NEW YORK (Reuters) - When someone you love dies, the last thing you want to think about is money, yet a surprising number of people inherit tax problems along with the family china.
“One in 10 estates have some tax issues,” says Scott Cripps, chief fiduciary officer and head of trust services at Bank of the West in San Francisco. “There’s nothing worse than being in your worst grieving moments and having to deal with financial chaos.”
Tax problems that may occur after death run the gamut. There may be unpaid federal or state taxes, perhaps because of an extended illness.
Or there may be surprise estate or inheritance taxes due. State estate taxes typically kick in at levels far below the $5.25 million federal estate tax trigger, and families do not always plan for them. State inheritance taxes, meanwhile, are levied directly on beneficiaries rather than on estates.
The deceased person may not have considered the varying tax consequences of assets left behind, unintentionally causing the beneficiaries to end up with bequests worth vastly different amounts after the taxes have been paid.
“When the estate goes to settle, the taxing authorities are right at the front of the line,” Cripps says. “It can eat away at the estate pretty hard if it isn’t done right.”
Families often fail to do it right, in part because taxes are not a high priority during discussions about life and death. As people get older and confront the chronic illnesses and mental fog that comes with aging, taxes can fall even further from consideration.
“It’s not about having an estate plan with a complicated credit shelter bypass trust,” says Don Williamson, executive director of American University’s Kogod Tax Center. “It’s simple communication.”
Williamson points to the case of a woman who had escaped the Nazis in the 1930s, leaving her husband a big surprise after she died. “They open up the will, and it says, ‘Please send this guy in Geneva, Switzerland, $5,000,'” Williamson recalls.
The widower, wanting to follow his spouse’s last wishes, discovered $5 million in a Swiss bank account. “The best he can figure is that was her hidden money in case the Nazis took over America,” Williamson says.
While the widower ended up with a windfall, he had to bring in top tax lawyers because those millions had never been reported to the Internal Revenue Service.
Finding vast sums stashed overseas is rare; bumping up against unforeseen state tax issues is not. Bank of the West’s Cripps recalls a couple who lived in Texas, but maintained an apartment in New York City for business purposes.
After the wife died, the state tried to assert that she was a resident - a designation that has its own set of rules - to claim taxes on her share of the estate, worth some $30 million.
“There was a long battle, with lots of attorneys’ fees,” Cripps says. After much expense and aggravation, the widower prevailed.
They might have avoided the entire fight if they had asked a lawyer to clarify their legal ties to New York.
Upper-middle-income snowbirds may face the same problem. Retiring to Florida may not be enough to give up legal residency elsewhere. But you may head off such an issue if you stop voting in the former state, change your driver’s license and otherwise cut legal ties, even if they seem like mere technicalities.

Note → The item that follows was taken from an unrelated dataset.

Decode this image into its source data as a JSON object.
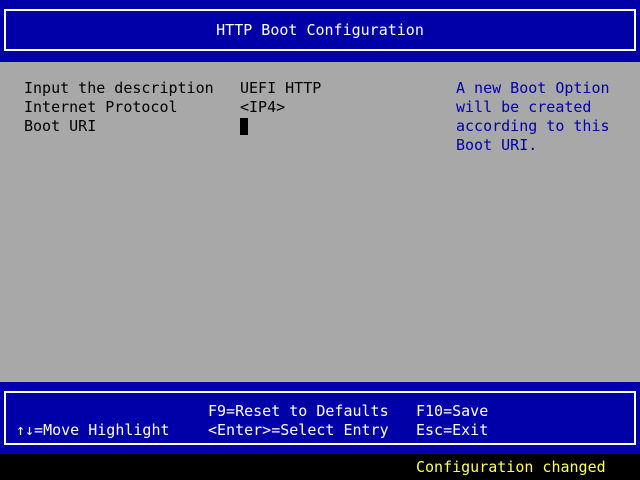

Perhaps more troubling, the deceased may not consider taxes in making bequests. The result: Two beneficiaries may end up with roughly equal amounts before the taxes are paid, but vastly different ones afterward.
Consider an elderly widow who names her son the beneficiary of her life insurance and her daughter the recipient of an Individual Retirement Account. Because proceeds of life insurance are generally free of income tax, while those from an IRA are generally taxable, the daughter will owe taxes on her inheritance while the son will not.
Once you inherit a tax mess, about all you can do is try to untangle it with the help of your accountant or a tax lawyer. If the deceased person failed to pay income taxes for a year or two, the estate’s executor will need to play catch up, no matter how hard it is to complete those tax forms after the fact.
You can pre-empt the issue in advance. That requires the benefactor to understand the state estate tax rules and take them into account during the estate-planning process. And beneficiaries should not be afraid to have a conversation about financial affairs and desires - including any tax implications.
“Most families don’t want to let assets blow up their kids financially or create a wedge within the family,” says Douglas Rothermich, vice president of wealth planning strategies at TIAA-CREF. “It’s really important that older people planning their affairs think it through ahead of time so their loved ones don’t inherit a tax mess.”
(The writer is a Reuters columnist. The opinions expressed are her own.)